Pada hari yang ke 4 pagi harinya sekitar jam 5 pagi, siram bunga dan mengibaskan
dong 3 kali di atas kubur, kemudian air yang ditaruh di tempurung kemudian air tersebut
digunakan untuk mencuci muka orang yang berkabung tersebut. Pada saat itu juga, dari
kedua belah pihak keluarga ada yang menaruh uang dan ada yang mengambil sarung yang
ada di atas kubur. Uang dan sarung tersebut dibawah keluar dari rumah duka dan diletakan di
rumah terdekat. Orang yang berkabung, dong yang mereka pakai untuk menutupi kepalanya
dibuka setengah sampai leher. Setelah itu, orang yang berkabung tersebut sudah boleh
melakukan aktivitas seperti biasa tetapi masih tetap memakai pakaian hitam.

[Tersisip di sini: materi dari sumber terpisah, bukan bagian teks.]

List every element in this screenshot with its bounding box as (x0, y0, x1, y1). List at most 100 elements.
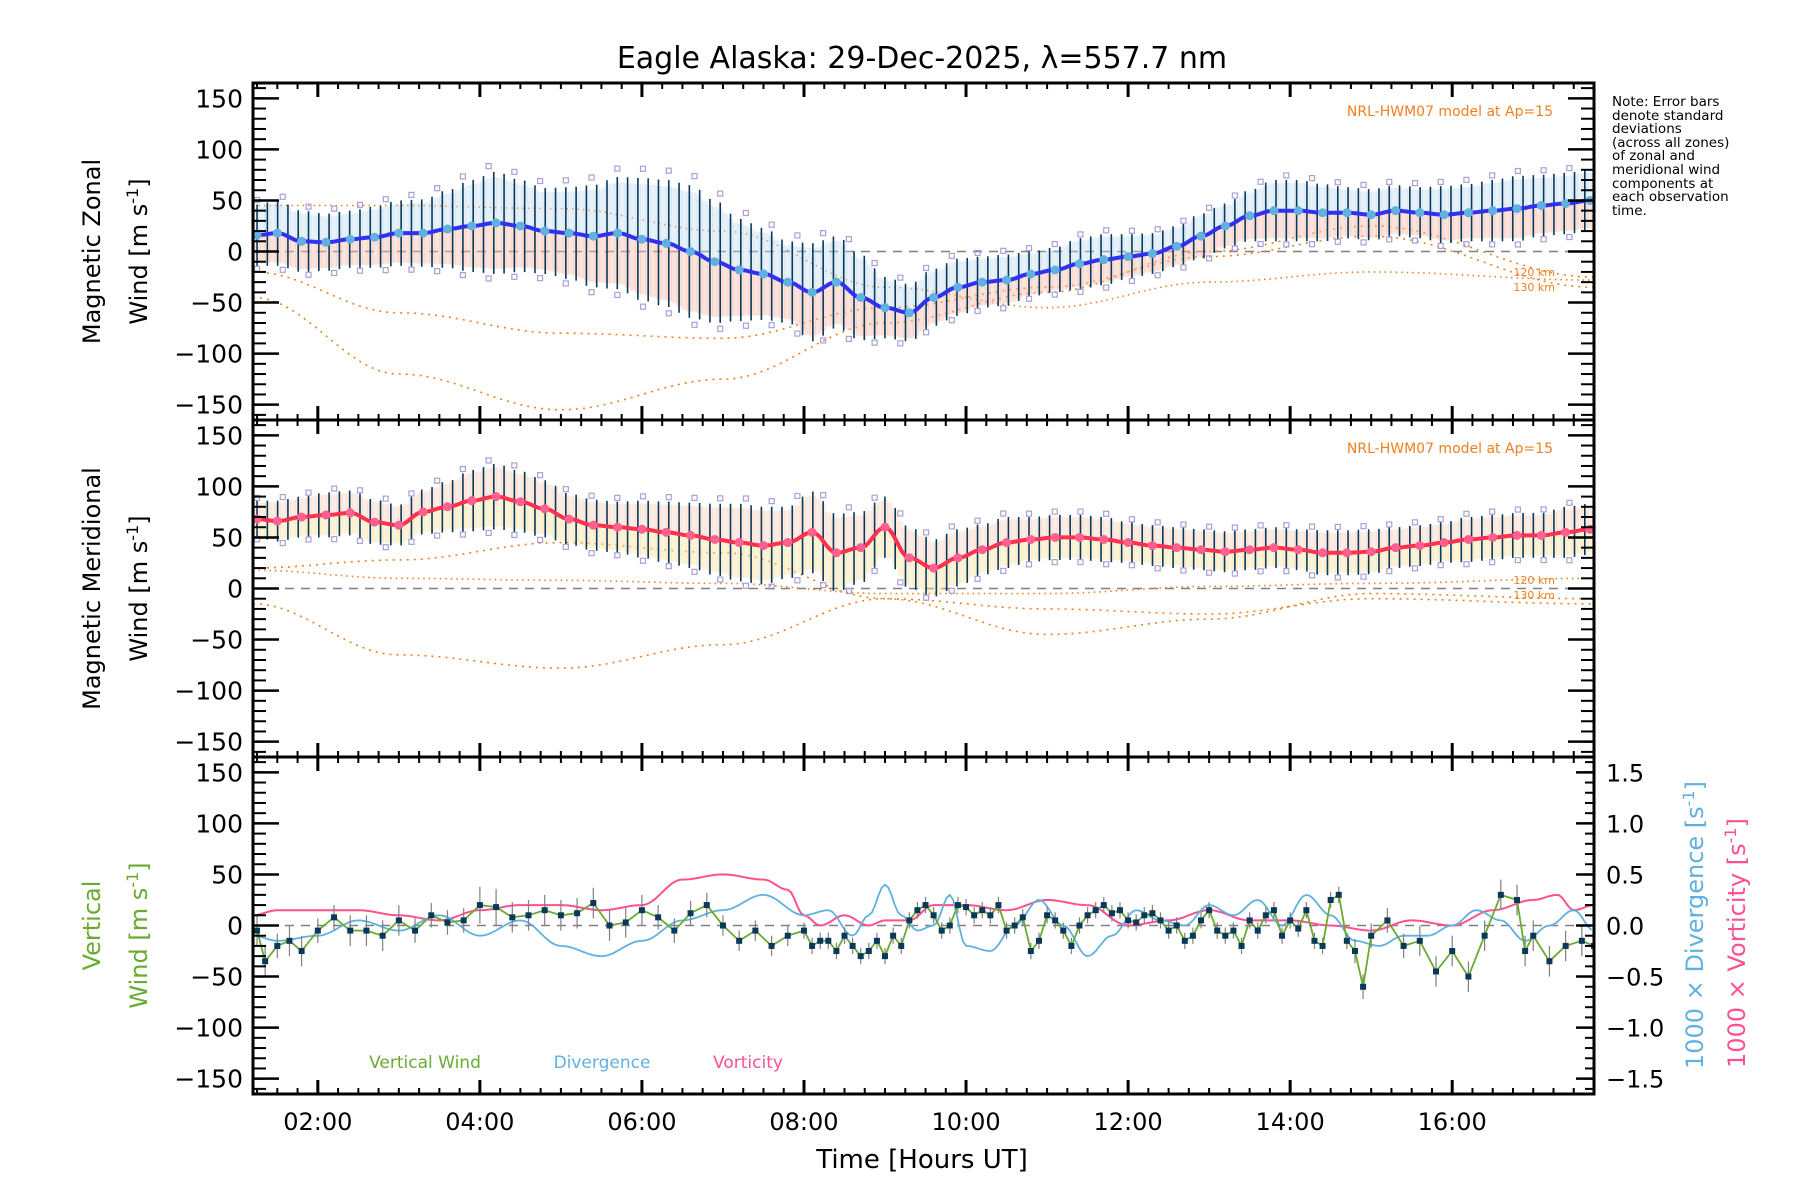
zone-spread (1144, 545, 1151, 564)
zone-spread (1031, 273, 1038, 295)
zone-outlier (1051, 559, 1058, 566)
zone-spread (742, 225, 749, 271)
zone-spread (1288, 530, 1295, 550)
y-axis-tick-label: 50 (211, 860, 243, 889)
zone-spread (1092, 260, 1099, 284)
zone-spread (526, 504, 533, 532)
vertical-wind-point (460, 917, 467, 924)
zone-spread (1031, 539, 1038, 560)
zone-spread (907, 557, 914, 586)
zone-spread (1288, 210, 1295, 239)
zone-outlier (1334, 179, 1341, 186)
mean-wind-point (1245, 545, 1255, 555)
zone-spread (557, 492, 564, 517)
vertical-wind-point (1311, 937, 1318, 944)
zone-outlier (1206, 523, 1213, 530)
zone-spread (1401, 211, 1408, 235)
zone-outlier (485, 457, 492, 464)
zone-spread (897, 311, 904, 338)
mean-wind-point (807, 287, 817, 297)
mean-wind-point (1293, 206, 1303, 216)
zone-spread (825, 512, 832, 548)
zone-spread (1000, 280, 1007, 304)
zone-outlier (536, 536, 544, 543)
vertical-wind-point (768, 942, 775, 949)
mean-wind-point (1293, 545, 1303, 555)
mean-wind-point (442, 224, 452, 234)
zone-outlier (485, 529, 492, 537)
zone-outlier (1000, 305, 1007, 312)
x-axis-tick-label: 10:00 (931, 1108, 1000, 1136)
zone-spread (269, 204, 276, 234)
vertical-wind-point (574, 910, 581, 917)
zone-spread (1020, 275, 1027, 296)
vertical-wind-point (1246, 917, 1253, 924)
zone-spread (290, 210, 297, 240)
zone-spread (475, 472, 482, 500)
zone-outlier (1489, 508, 1496, 515)
zone-outlier (1386, 521, 1393, 528)
zone-outlier (1437, 178, 1444, 186)
zone-spread (1195, 549, 1202, 569)
zone-spread (1339, 552, 1346, 573)
y-axis-label-line1: Magnetic Zonal (78, 159, 106, 344)
zone-spread (640, 529, 647, 556)
vertical-wind-point (1189, 932, 1196, 939)
vertical-wind-point (541, 907, 548, 914)
vertical-wind-point (286, 937, 293, 944)
zone-spread (1206, 531, 1213, 551)
zone-spread (485, 497, 492, 527)
zone-spread (825, 284, 832, 327)
zone-outlier (1128, 277, 1136, 285)
zone-spread (712, 507, 719, 540)
zone-spread (856, 258, 863, 298)
zone-spread (969, 259, 976, 284)
zone-outlier (1154, 226, 1161, 233)
zone-outlier (356, 487, 364, 494)
vertical-wind-point (493, 904, 500, 911)
zone-spread (1504, 515, 1511, 537)
zone-spread (938, 269, 945, 296)
zone-spread (1267, 529, 1274, 548)
zone-outlier (331, 485, 338, 492)
y-axis-tick-label: −150 (174, 728, 243, 757)
mean-wind-point (637, 524, 647, 534)
zone-outlier (665, 563, 672, 570)
zone-spread (1329, 552, 1336, 573)
x-axis-tick-label: 14:00 (1256, 1108, 1325, 1136)
zone-outlier (1231, 524, 1238, 531)
vertical-wind-point (1076, 922, 1083, 929)
x-axis-tick-label: 04:00 (445, 1108, 514, 1136)
zone-outlier (1000, 510, 1007, 517)
zone-spread (1154, 234, 1161, 253)
zone-spread (773, 239, 780, 279)
mean-wind-point (394, 520, 404, 530)
vertical-wind-point (622, 919, 629, 926)
zone-spread (1381, 189, 1388, 213)
model-curve (253, 235, 1594, 340)
zone-outlier (897, 510, 904, 517)
zone-spread (557, 516, 564, 541)
vorticity-axis-label: 1000 × Vorticity [s-1] (1721, 818, 1751, 1068)
zone-spread (1206, 233, 1213, 254)
zone-spread (444, 194, 451, 230)
zone-spread (1566, 175, 1573, 204)
zone-outlier (1025, 561, 1033, 568)
zone-spread (372, 209, 379, 238)
zone-outlier (820, 337, 827, 344)
zone-spread (1288, 549, 1295, 568)
zone-outlier (305, 271, 312, 278)
zone-outlier (1231, 245, 1238, 252)
zone-spread (526, 477, 533, 505)
zone-spread (660, 186, 667, 244)
zone-spread (1453, 541, 1460, 561)
y-axis-tick-label: 0 (227, 912, 243, 941)
zone-outlier (922, 594, 930, 601)
zone-outlier (1334, 238, 1341, 245)
zone-outlier (691, 321, 698, 328)
zone-outlier (1206, 255, 1213, 262)
zone-spread (619, 504, 626, 528)
zone-spread (279, 234, 286, 264)
mean-wind-point (1512, 204, 1522, 214)
zone-spread (1463, 186, 1470, 213)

Pada 40 malam biasanya terjadi acara penanaman salib dikubur ( pa’at krus ).
Sebelumnya salib tersebut sudah diberkati dan didoakan oleh imam. Acara tersebut dilakukan
pada pagi hari sekitar pukul 05.00 yang diawali dengan doa bersama dikubur, kemudian
orang yang menggunakan baju hitam selama 40 hari atau disebut juga ata pire mitan akan
membuka baju hitamnya dan meletakannya di atas salib. Kemudian dipotong seekor babi dan
hatinya dimasak dan disimpan sebagai sesajian atau disebut juga piong, sebagai cara
menghormati arwah leluhur. Setelah itu, ketua adat akan mengambil kelapa muda yang
dibelah di depan kubur dan belahannya harus sekali dan langsung terbelah dua secara lurus.
Kelapa tersebut disimpan dan ditanam di samping atas kubur. Hal tersebut bertujuan untuk
memberikan pendinginan atau penyejukan kepada arwah tersebut.